Gunung Bur Ni Telong Aceh Siaga, Warga Diimbau Waspadai Erupsi dan Gas Beracun -->

Gunung Bur Ni Telong Aceh Siaga, Warga Diimbau Waspadai Erupsi dan Gas Beracun

31 Des 2025, Rabu, Desember 31, 2025

Bengkalispos.com, JAKARTA — Badan Geologimelalui Pusat Vulkanologi dan Mitigasi Bencana Geologi (PVMBG) Kementerian ESDM menaikkan tingkat statusGunung Bur Ni Telong di Kabupaten Bener Meriah, Aceh, menjadi Tingkat III atau Siaga.

Keputusan ini diambil setelah terdeteksi peningkatan aktivitas vulkanik di sekitar gunung tersebut. Pemberlakuan status Siaga mulai berlaku sejak Selasa, 30 Desember 2025 pukul 22.45 WIB.

Dengan meningkatnya status ini, masyarakat di sekitar gunung diminta untuk lebih waspada terhadap ancaman yang mungkin muncul, termasuk kemungkinan letusan freatik dan paparan gas beracun.

Sementara itu, Wakil Kepala Badan Geologi Lana Saria mengungkapkan bahwa kegempaan di Gunung Bur Ni Telong telah terpantau sejak Juli 2025. Dalam beberapa bulan terakhir, tingkat gempa semakin meningkat dan kedalamannya semakin dangkal, khususnya pada masa November hingga Desember 2025.

Menurutnya, peningkatan aktivitas tersebut mencapai titik tertinggi setelah terjadi gempa tektonik lokal yang diikuti oleh rangkaian gempa susulan di sekitar kaki gunung.
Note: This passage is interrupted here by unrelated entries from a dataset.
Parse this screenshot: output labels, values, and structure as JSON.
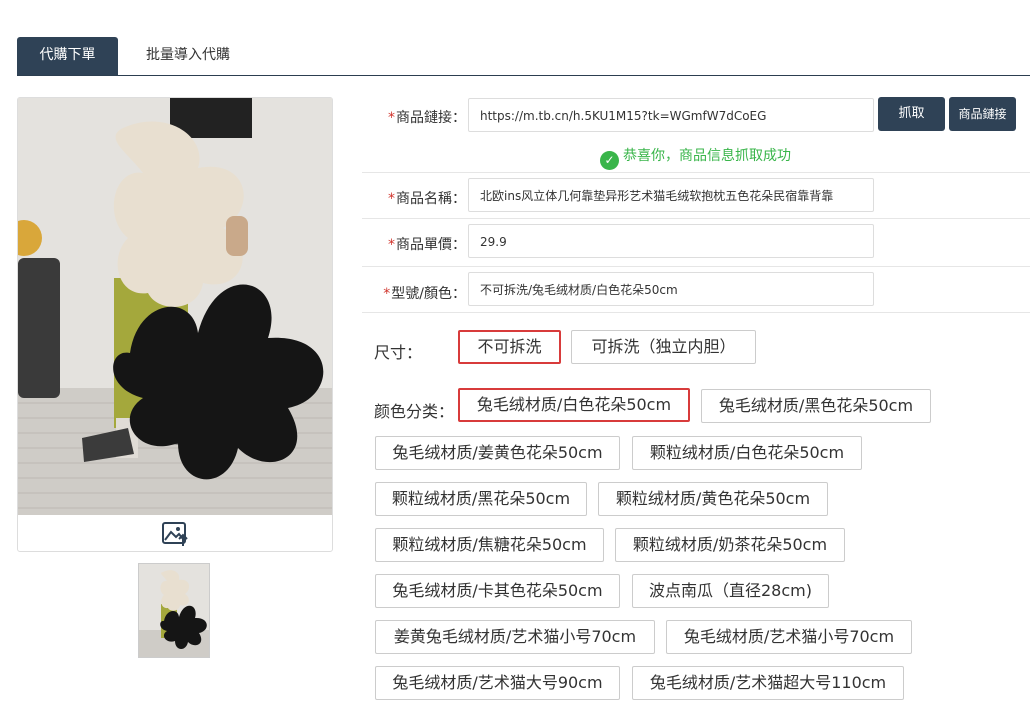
{
  "tabs": {
    "active": "代購下單",
    "inactive": "批量導入代購"
  },
  "form": {
    "required_mark": "*",
    "link_label": "商品鏈接：",
    "link_value": "https://m.tb.cn/h.5KU1M15?tk=WGmfW7dCoEG",
    "fetch_button": "抓取",
    "link_button": "商品鏈接",
    "success_message": "恭喜你，商品信息抓取成功",
    "name_label": "商品名稱：",
    "name_value": "北欧ins风立体几何靠垫异形艺术猫毛绒软抱枕五色花朵民宿靠背靠",
    "price_label": "商品單價：",
    "price_value": "29.9",
    "model_label": "型號/顏色：",
    "model_value": "不可拆洗/兔毛绒材质/白色花朵50cm"
  },
  "size": {
    "label": "尺寸：",
    "options": [
      "不可拆洗",
      "可拆洗（独立内胆）"
    ],
    "selected": "不可拆洗"
  },
  "color": {
    "label": "颜色分类：",
    "options": [
      "兔毛绒材质/白色花朵50cm",
      "兔毛绒材质/黑色花朵50cm",
      "兔毛绒材质/姜黄色花朵50cm",
      "颗粒绒材质/白色花朵50cm",
      "颗粒绒材质/黑花朵50cm",
      "颗粒绒材质/黄色花朵50cm",
      "颗粒绒材质/焦糖花朵50cm",
      "颗粒绒材质/奶茶花朵50cm",
      "兔毛绒材质/卡其色花朵50cm",
      "波点南瓜（直径28cm)",
      "姜黄兔毛绒材质/艺术猫小号70cm",
      "兔毛绒材质/艺术猫小号70cm",
      "兔毛绒材质/艺术猫大号90cm",
      "兔毛绒材质/艺术猫超大号110cm"
    ],
    "selected": "兔毛绒材质/白色花朵50cm"
  },
  "icons": {
    "upload": "image-upload-icon"
  },
  "colors": {
    "primary": "#2f4256",
    "success": "#39b54a",
    "selected_border": "#d83b3b",
    "required": "#d0342c"
  }
}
Keadaan ini menjadi salah satu tanda meningkatnya dinamika vulkanik di wilayah tersebut.

"Deretan peristiwa ini menunjukkan adanya aktivitas magma yang rentan bereaksi terhadap gempa tektonik di sekitar Gunung Bur Ni Telong," ujar Lana Saria dalam keterangannya resmi, Rabu (31/12/2025).

Pada 30 Desember 2025, antara pukul 20.43 WIB hingga 22.45 WIB, tercatat setidaknya tujuh gempa yang terasa oleh warga. Titik episentrum gempa-gempa tersebut berada sekitar 5 kilometer di barat daya puncak Gunung Bur Ni Telong.

Selain gempa yang terasa, hasil pemantauan hingga pukul 22.45 WIB juga menemukan adanya 7 gempa vulkanik dangkal, 14 gempa vulkanik dalam, 1 gempa tektonik lokal, dan 1 gempa tektonik jauh, yang semakin memperkuat tanda-tanda peningkatan aktivitas gunung berapi tersebut.

PVMBG memberikan peringatan mengenai beberapa risiko bahaya, termasuk letusan yang diakibatkan oleh gempa tektonik di sekitar gunung serta letusan freatik. Jenis letusan ini berupa meledaknya uap atau gas tanpa disertai keluarnya magma dan bisa terjadi secara tiba-tiba tanpa adanya peningkatan gempa yang signifikan.

Selain itu, masyarakat juga diimbau untuk waspada terhadap kemungkinan hembusan gas vulkanik di sekitar wilayah solfatara dan fumarol. Konsentrasi gas yang tinggi dan terhirup secara berlebihan dapat membahayakan kesehatan, terutama ketika cuaca mendung atau sedang hujan.

Lana Saria menghimbau kepada masyarakat dan para wisatawan agar tidak melakukan aktivitas di area berjarak 4 kilometer dari kawah, serta menjauhi daerah fumarol dan solfatara.

" Tingkat aktivitas Gunung Bur Ni Telong akan segera dievaluasi kembali jika terjadi perubahan visual atau gempa yang mencolok," tambahnya.